Florence Berthout, the mayor of the arrondissement, spoke of an "extremely violent" blast, describing pieces of glass still falling from buildings.

Police spokeswoman Loubna Atta said it was too early to determine the source of the fire and could not confirm reports it was caused by a gas explosion.

Television images showed rubble from the Paris American Academy strewn across the Rue Saint-Jacques and smoke rising from at least two nearby buildings that were ablaze.

"I heard a huge explosion," local bar employee Khal Ilsey told Reuters. "And as I was leaving the restaurant, I saw flames at the end of Rue Saint-Jacques."

The blast occurred at 4:55 pm local time (1455 GMT), just as workers were heading home. Some 70 fire trucks and 270 firefighters were involved in the emergency response.

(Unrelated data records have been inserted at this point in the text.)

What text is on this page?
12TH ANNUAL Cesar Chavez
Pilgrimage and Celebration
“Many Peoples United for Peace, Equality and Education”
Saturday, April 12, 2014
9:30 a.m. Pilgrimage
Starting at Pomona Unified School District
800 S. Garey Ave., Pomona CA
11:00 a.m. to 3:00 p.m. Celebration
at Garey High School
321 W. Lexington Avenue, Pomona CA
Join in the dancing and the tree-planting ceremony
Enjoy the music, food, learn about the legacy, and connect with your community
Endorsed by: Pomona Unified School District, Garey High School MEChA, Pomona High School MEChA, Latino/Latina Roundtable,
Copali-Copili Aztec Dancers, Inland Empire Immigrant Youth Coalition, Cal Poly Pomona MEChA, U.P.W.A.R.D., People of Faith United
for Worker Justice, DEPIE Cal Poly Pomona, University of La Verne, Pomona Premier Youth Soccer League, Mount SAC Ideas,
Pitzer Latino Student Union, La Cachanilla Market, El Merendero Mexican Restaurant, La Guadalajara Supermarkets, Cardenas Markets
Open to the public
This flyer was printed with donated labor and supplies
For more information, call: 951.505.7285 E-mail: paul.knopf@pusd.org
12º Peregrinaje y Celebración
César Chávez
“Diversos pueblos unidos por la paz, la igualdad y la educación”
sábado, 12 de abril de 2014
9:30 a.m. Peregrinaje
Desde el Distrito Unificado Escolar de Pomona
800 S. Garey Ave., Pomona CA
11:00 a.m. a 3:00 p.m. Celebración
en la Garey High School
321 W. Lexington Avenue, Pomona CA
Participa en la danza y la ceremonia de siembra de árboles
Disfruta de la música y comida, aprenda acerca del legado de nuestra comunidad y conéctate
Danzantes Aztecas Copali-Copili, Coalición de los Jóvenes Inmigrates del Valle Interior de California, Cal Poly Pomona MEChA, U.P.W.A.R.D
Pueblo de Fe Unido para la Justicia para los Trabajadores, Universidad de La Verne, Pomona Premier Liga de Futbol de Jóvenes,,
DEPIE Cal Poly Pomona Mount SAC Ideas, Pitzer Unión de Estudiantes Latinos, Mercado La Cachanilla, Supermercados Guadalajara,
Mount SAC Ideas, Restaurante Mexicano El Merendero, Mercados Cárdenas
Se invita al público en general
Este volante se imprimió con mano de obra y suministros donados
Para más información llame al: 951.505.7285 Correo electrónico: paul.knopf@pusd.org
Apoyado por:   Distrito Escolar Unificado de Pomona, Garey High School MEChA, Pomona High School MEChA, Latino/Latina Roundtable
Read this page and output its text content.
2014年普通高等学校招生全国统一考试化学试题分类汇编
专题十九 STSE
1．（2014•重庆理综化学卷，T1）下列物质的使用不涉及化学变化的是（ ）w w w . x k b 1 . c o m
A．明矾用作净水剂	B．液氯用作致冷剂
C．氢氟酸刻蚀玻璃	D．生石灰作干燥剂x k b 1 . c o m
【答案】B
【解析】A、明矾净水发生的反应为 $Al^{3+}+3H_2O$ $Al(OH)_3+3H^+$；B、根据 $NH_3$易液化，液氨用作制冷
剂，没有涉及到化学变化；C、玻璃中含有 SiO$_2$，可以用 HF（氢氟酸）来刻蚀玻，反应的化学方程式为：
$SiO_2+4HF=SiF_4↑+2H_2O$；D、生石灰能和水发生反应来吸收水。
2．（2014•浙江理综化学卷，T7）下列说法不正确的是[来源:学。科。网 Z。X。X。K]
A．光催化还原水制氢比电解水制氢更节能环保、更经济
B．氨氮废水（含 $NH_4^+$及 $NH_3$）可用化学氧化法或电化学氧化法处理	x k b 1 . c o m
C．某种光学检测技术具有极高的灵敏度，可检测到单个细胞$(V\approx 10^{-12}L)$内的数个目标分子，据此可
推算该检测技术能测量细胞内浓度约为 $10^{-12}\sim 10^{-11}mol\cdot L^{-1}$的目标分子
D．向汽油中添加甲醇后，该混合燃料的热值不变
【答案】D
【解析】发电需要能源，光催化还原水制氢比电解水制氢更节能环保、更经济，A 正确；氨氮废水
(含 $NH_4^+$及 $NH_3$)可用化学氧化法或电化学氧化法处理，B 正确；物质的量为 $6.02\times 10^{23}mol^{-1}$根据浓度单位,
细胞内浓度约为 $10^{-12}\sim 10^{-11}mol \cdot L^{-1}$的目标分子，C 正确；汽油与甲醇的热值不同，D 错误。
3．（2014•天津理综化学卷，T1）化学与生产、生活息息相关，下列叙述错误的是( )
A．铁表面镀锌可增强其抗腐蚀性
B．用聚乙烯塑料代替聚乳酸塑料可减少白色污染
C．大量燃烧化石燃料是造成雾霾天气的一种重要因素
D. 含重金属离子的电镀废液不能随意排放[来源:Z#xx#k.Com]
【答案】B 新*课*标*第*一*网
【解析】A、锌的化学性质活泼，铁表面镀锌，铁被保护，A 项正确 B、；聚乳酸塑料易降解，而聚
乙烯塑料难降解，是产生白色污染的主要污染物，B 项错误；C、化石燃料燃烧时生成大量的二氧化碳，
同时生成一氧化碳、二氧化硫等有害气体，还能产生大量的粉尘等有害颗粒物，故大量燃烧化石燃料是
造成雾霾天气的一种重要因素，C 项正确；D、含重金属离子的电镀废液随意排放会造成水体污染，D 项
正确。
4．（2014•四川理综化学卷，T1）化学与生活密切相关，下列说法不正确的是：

Firefighters could be seen manning hoses and aiming jets of water at the blaze while a plume of thick black smoke billowed into the sky.

Paris mayor Anne Hidalgo assembled a crisis unit and wrote on Twitter: "My thoughts go first and foremost to the victims and their loved ones."

Rue Saint-Jacques leads from Notre-Dame Cathedral to the Sorbonne University and the Val de Grace, a few blocks from the popular Jardin du Luxembourg.

The area is usually packed with tourists and foreign students in the early summer.

"I was at home writing... I thought it was a bomb," said art historian Monique Mosser, adding that many of the windows in her building had been blown out by the blast's shock wave.

"A neighbour knocked on the door and told me that the fire brigade were asking us to evacuate as quickly as possible," Mosser added. "I grabbed my laptop, my phone. I didn't even think to take my medication."

The explosion recalled a massive blast that rocked Paris in January 2019, when a suspected leak in a buried gas pipe destroyed a building on the Rue de Trevise in the ninth district, killing four people including two firefighters.

The shockwave blew out scores of nearby windows, and dozens of families were forced to evacuate their homes for months. Much of the street still remains off limits four years after the disaster.